Public, important data is safest when it's distributed over many storage devices. So let's create backups of the company and association register at handelsregister.de.
This script performs searches for register numbers on handelsregister.de and stores the very basic data for each entry in a local SQLite database.
Since there are register numbers almost as high as 500.000, we test for each and every number between 1 and 500.000. Note: This takes a lot of time.
First, clone this repository:
$ git clone https://github.com/okfde/handelsregister-backup.git
Then change into the new directory
$ cd handelsregister-backup
Create and start a virtual python environment (optional, but recommended):
$ virtualenv venv
$ source venv/bin/activate
Now install the required Python modules
$ pip install -r requirements.txt
That's it.
For basic use, simply run the script this way:
$ python scrape.py -v
The -v switch ensures that you see what's happening.
You should see an output like this:
Creating 500000 jobs...
Register number: 198387
1 entry found
Register number: 447721
...
Register number: 381187
2 entries found
Resolved 10 jobs in 53 seconds. 499991 jobs, 30.8 days remaining
Note that you can kill the script any time (Ctrl+C). If you restart it using the same command as above, it will resume the work until done.
After you started the script for the first time, you have an SQLite3 database file
named orgdata.db
in your current directory.
Once you ran the script, you usually have a job queue and the gathered organization data in your database.
If you want to start over from scratch, simply delete the database file in your working directory. It will be re-created once you start the script again.
If you only want to kill the job queue, without losing the organizations data,
you can start the script using the -j
switch. This deletes all entries from the
job queue and creates jobs for the entire register number range. Note that there
is no way to undo this, so be careful.
$ python scrape.py -j
or
$ python scrape.py --resetjobs
Note that organization entries are never removed from the database. A subsequent run will simply overwrite existing records. See section "Data" below on how to identify outdated records.
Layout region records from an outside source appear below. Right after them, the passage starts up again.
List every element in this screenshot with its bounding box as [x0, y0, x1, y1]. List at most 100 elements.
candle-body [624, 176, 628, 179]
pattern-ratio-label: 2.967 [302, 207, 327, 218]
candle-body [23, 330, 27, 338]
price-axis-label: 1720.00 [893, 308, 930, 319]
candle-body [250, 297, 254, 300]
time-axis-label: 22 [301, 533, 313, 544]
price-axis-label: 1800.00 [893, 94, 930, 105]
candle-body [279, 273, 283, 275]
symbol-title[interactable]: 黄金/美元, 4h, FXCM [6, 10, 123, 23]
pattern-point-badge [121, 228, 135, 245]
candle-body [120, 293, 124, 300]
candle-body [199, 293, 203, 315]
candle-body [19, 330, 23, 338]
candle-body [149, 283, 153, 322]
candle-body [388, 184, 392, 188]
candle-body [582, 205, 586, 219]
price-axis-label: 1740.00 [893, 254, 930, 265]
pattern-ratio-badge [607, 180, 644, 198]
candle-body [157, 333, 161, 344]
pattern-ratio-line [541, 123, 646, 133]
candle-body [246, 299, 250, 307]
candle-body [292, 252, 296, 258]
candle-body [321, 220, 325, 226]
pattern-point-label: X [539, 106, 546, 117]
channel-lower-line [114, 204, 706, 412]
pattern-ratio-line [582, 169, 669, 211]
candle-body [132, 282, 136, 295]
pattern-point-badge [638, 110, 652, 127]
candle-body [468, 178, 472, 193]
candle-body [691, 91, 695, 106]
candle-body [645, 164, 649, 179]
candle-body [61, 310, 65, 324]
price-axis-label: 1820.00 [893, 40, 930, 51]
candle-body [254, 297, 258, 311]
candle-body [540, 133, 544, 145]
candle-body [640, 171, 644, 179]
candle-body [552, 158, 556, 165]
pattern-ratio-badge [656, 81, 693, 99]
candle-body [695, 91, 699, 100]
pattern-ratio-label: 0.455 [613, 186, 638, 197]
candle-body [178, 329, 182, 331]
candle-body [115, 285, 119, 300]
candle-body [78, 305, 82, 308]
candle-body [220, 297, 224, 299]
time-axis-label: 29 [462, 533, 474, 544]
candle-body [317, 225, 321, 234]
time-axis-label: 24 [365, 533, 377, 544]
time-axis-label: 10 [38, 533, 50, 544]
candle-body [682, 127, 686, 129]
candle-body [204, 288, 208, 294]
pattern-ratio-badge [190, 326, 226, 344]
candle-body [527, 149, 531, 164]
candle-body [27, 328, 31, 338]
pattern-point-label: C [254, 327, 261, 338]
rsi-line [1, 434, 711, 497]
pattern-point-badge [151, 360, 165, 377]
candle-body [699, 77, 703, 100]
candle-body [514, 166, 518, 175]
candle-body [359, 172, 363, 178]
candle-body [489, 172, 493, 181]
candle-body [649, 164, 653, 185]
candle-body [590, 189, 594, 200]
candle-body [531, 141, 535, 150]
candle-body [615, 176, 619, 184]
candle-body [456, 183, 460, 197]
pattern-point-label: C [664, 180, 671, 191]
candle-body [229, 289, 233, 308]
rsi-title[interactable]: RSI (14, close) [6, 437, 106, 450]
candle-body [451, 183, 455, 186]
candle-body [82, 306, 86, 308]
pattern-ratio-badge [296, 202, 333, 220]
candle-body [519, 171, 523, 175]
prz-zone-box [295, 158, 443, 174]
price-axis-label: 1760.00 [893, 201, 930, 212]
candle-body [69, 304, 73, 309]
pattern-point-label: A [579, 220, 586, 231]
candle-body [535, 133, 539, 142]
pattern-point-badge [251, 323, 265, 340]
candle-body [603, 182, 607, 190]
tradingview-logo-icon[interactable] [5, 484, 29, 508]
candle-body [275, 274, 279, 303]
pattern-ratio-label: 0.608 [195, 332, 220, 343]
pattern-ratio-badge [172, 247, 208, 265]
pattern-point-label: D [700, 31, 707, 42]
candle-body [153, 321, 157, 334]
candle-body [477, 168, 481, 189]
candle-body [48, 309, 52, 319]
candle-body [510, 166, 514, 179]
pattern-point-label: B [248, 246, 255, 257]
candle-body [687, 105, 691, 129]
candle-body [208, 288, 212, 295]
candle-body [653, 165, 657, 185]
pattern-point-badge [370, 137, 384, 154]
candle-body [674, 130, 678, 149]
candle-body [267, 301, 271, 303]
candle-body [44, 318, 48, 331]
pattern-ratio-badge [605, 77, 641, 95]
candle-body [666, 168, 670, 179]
If you want to limit the number range to search for, e.g. only 1 to 1000, change the configuration settings MIN_REGISTER_NUMBER and MAX_REGISTER_NUMBER accordingly:
MIN_REGISTER_NUMBER = 1
MAX_REGISTER_NUMBER = 1000
If you started the script before with a different number range configured, you will have to reset the job queue in order for these changes to take effect. Read the "Start over" section above, especially the part about the -j switch.
Hint: This might be a good way to distribute the entire number range over several machines and prevent duplicate work at the same time.
You can use a SOCKS (SOCKS5, to be exact) proxy server for all network traffic. This might be a good idea if you are behind a firewall or if you need additional features, like the anonymity provided by the Tor network.
Say, for example, you have the Tor Browser Bundle running, which automatically
provides a SOCKS5 proxy on your local machine, port 9150. Run the script with the
additional switches -s
(for "s"ocks) and -p
(for "p"ort) like this:
$ python scrape.py -v -s 127.0.0.1 -p 9150
If you see this output, chances are that your IP address has been blocked by the server. You can double check by visiting www.handelsregister.de.
There is a config variable ERROR_1_LIMIT which defines how often this error may occur before the script automatically quits.
You can pass the TOR process ID to the scraper and it will send the SIGHUP signal which results in a new TOR IP address.
$ python scrape.py -v -s 127.0.0.1 -p 9150 --proxypid 1234
The database created by the script contains a table called organizations
which will
hold the organization entries after they have been retrieved.
Since this is an SQLite3 database, there are many tools out there to export the data, to a SQL or CSV file, for example.
The table schema is as follows:
The federal state owning this entry, e. g. Baden-Württemberg
.
The name of the city where the court ("Registergericht") owning the record resides, e. g. Stuttgart
.
The register type of this entry. The following types are possible:
HRA
: Handelsregister category A (everything except "Kapitalgesellschaften")HRB
: Handelsregister category B (only "Kapitalgesellschaften")GnR
: GenossenschaftsregisterPR
: PersonenregisterVR
: Vereinsregister
The register number. This is generally, but not always, simply an integer.
Sometimes, the idnum field has a text extension. Examples:
120620 früher Amtsgericht Buxtehude
9873 HL
Name of the organization
A city or locality string, indicating the city of residence of the organization.
The date when this entry has been last found and written to our database. This is useful when you want to update your database. After several complete runs, this field helps you to identify outdated entries.